In a recent New Yorker article, the nuclear historian Alex Wellerstein collected testimony from several people who saw, firsthand, the flash from the first successful detonation of the atomic bomb, at the infamous Trinity Test, on July 16, 1945.
Wellerstein has a writer’s feel for quotes and anecdotes. According to one general, the flash was a “golden, purple, violet, gray, and blue light” that illuminated “every peak, crevasse, and ridge” of a nearby mountain range, “with a clarity and beauty that cannot be described.” Wellerstein notes that several eyewitnesses described Trinity’s light as “cosmic.” This was apropos, he says, for nowhere else, “except in the interiors of stars do temperatures reach into the tens of millions of degrees,” as they do during a nuclear explosion.

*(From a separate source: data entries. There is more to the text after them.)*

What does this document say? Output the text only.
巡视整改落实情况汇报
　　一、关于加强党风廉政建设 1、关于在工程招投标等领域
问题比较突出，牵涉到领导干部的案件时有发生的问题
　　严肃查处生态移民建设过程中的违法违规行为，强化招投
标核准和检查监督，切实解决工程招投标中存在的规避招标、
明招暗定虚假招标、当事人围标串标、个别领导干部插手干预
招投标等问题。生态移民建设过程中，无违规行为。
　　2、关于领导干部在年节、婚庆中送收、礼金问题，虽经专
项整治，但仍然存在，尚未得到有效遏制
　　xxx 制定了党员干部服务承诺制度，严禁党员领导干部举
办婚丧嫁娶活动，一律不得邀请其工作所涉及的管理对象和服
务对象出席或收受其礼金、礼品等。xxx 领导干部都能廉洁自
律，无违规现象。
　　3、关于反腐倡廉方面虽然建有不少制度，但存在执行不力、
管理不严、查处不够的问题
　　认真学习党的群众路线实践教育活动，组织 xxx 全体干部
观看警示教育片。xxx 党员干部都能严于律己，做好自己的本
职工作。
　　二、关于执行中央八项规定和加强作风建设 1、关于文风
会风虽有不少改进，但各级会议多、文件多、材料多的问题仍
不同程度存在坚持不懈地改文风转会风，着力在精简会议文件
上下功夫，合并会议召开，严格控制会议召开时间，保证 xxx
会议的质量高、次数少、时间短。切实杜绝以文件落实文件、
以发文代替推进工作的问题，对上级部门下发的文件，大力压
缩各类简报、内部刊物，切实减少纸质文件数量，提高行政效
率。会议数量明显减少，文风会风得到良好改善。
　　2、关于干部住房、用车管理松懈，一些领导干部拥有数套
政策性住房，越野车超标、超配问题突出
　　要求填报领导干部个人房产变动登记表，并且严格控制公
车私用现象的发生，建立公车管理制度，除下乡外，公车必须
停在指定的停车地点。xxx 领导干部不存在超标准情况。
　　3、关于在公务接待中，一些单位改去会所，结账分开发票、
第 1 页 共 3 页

A team of astronomers recently tried to determine whether Trinity’s light might be cosmic in a different sense. The Trinity test involved only one explosion. But if there were many more explosions, involving many more nuclear weapons, it might generate enough heat and light to be seen from nearby stars, or from the deeper reaches of our galaxy—so long as someone out there was looking.
...
What will this light tell us? A remarkable amount, it turns out. Light encounters all kinds of molecules as it makes its way through the universe, and it keeps a close record of these encounters, in its spectra. If sunlight were to beam through Earth’s atmosphere, and then out into the stars, it would travel with this detailed chemical record in tow. If, after some millennia, this earth-kissed light fell into a distant astronomer’s telescope, that astronomer would be able to determine what sorts of chemicals were present in our planet’s atmosphere. They would know that water vapor was present, and life too, because Earth’s atmosphere contains methane gas, breathed out by the trillions of organisms that live on its surface. Indeed, it’s precisely these sorts of “biosignatures” that Earth’s astronomers hope to find in the atmospheres of extrasolar planets.
Light from extrasolar planets might also tell us whether our universe is home to other tool-making beings. After all, some of our pollutants leave behind chemical traces that would never occur naturally. If we glimpsed these pollutants in a distant planet’s atmosphere, we could be reasonably certain that technological life lived on its surface at one time or another.